Ye won the gold medal in the 400m individual medley in Saturday's astonishing race. She shaved at least five seconds from her own personal best and swam the last 50m quicker than the men's champion.
While all winners are drug tested and there is no formal evidence against her, many have questioned the result with US coach John Leonard summing up her surprising performance as "disturbing".
The BBC's own Clare Balding stated that questions should be asked about the feat in a move that has angered some spectators.
However, Ye has responded to the claims with a flat out denial. The sporting sensation told the press: "My results come from hard work and training and I would never use any banned drugs. The Chinese people have clean hands."
But her words haven't provided enough reassurance for some. Leonard continued by citing East German female swimming team in the 80s who were doping systematically.
Leonard was quoted in the Guardian as saying: "History in our sport will tell you that every time we see something, and I will put quotation marks around this, unbelievable, history shows us that it turns out later on there was doping involved," he told the UK's Guardian newspaper."
The outspoken judge refused to let it down: "The final 100m was impossible. Flat out. If all her split times had been faster I don't think anybody would be calling it into question, because she is a good swimmer. But to swim three other splits at the rate that she did, which was quite ordinary for elite competition, and then unleash a historic anomaly, it is just not right."

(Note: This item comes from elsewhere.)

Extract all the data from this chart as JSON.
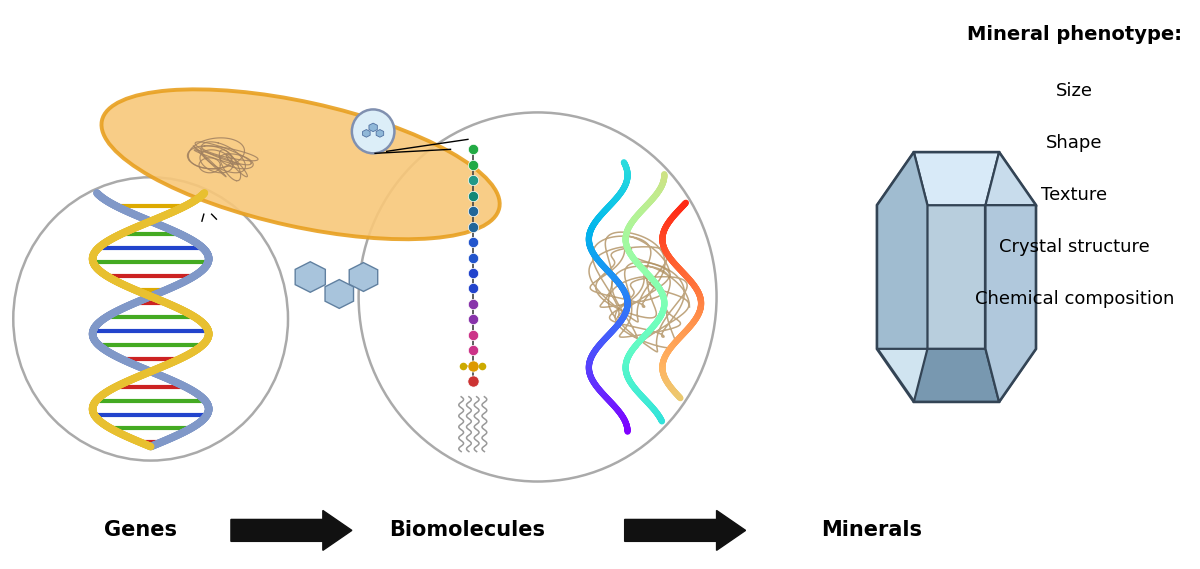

And the Chinese themselves don't have a great track record with doping, as they were repeatedly hit with scandals in the 90s with seven swimmers testing positive in the 1994 Asian Games. Four years later, four more Chinese failed the tests before the world championships in Australia.
The Xinhua news agency quoted IOC anti-doping chief Arne Ljungqvist who defended the young star in question. He said: "To suspect someone for having done something because they performed extraordinarily is a bit sad for Olympic sport."
Next up for Ye is to race in the final of the 200m individual medley.